D'abord, ma théorie : les cinéastes-auteurs étrangers qui connaissent un succès croissant auprès de leurs pairs occidentaux et qui finissent par perdre leur langue natale (ici, le japonais) pour recruter nos acteurs français bankables = >>>> mauvais signe. (Oui, je vous entends, les très nombreux adorateurs de V. Efira : elle est tellement douée et siii humble <3 )
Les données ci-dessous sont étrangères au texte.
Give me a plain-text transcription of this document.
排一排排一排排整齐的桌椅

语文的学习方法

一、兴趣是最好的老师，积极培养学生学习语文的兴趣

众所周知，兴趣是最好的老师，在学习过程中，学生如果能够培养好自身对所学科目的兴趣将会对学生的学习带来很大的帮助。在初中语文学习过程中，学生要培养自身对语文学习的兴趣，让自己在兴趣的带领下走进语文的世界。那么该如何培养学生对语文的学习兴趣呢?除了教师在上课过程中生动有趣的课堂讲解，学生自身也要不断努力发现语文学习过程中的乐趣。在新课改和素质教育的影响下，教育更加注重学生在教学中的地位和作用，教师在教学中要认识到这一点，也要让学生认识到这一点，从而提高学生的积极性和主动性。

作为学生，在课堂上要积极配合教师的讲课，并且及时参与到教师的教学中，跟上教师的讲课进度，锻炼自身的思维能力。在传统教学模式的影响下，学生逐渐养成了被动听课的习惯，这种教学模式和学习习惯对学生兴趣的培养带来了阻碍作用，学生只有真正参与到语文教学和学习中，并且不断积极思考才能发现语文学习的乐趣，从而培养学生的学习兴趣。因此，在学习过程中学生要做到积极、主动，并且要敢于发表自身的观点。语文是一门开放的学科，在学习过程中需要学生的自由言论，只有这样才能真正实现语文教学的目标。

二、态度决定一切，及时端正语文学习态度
Oui, parce que du japonais, il n'est pour ainsi dire presque pas question. Et c'est fort dommage, car, me concernant, je trouve que ce sont les scènes en japonais les plus belles et les plus réussies.
Ensuite, je ne vais pas faire un cours de capitalisme ici (je n'ai pas de tableau Velleda, et c'est bien dommage). La politisation est un processus long qui ne se fait pas en 10 minutes, n'en déplaise aux pressés, mais ce film est bien de droite. Est-ce un problème, me direz-vous ? Il est question dans le film du temps libre aspiré par le capitalisme (présent partout comme un système totalitaire). Mais ce film en est l'illustration parfaite !!! Combien a-t-il coûté ? Quel cachet a reçu l'actrice préférée des Français pour produire un tel ramassis de bêtises !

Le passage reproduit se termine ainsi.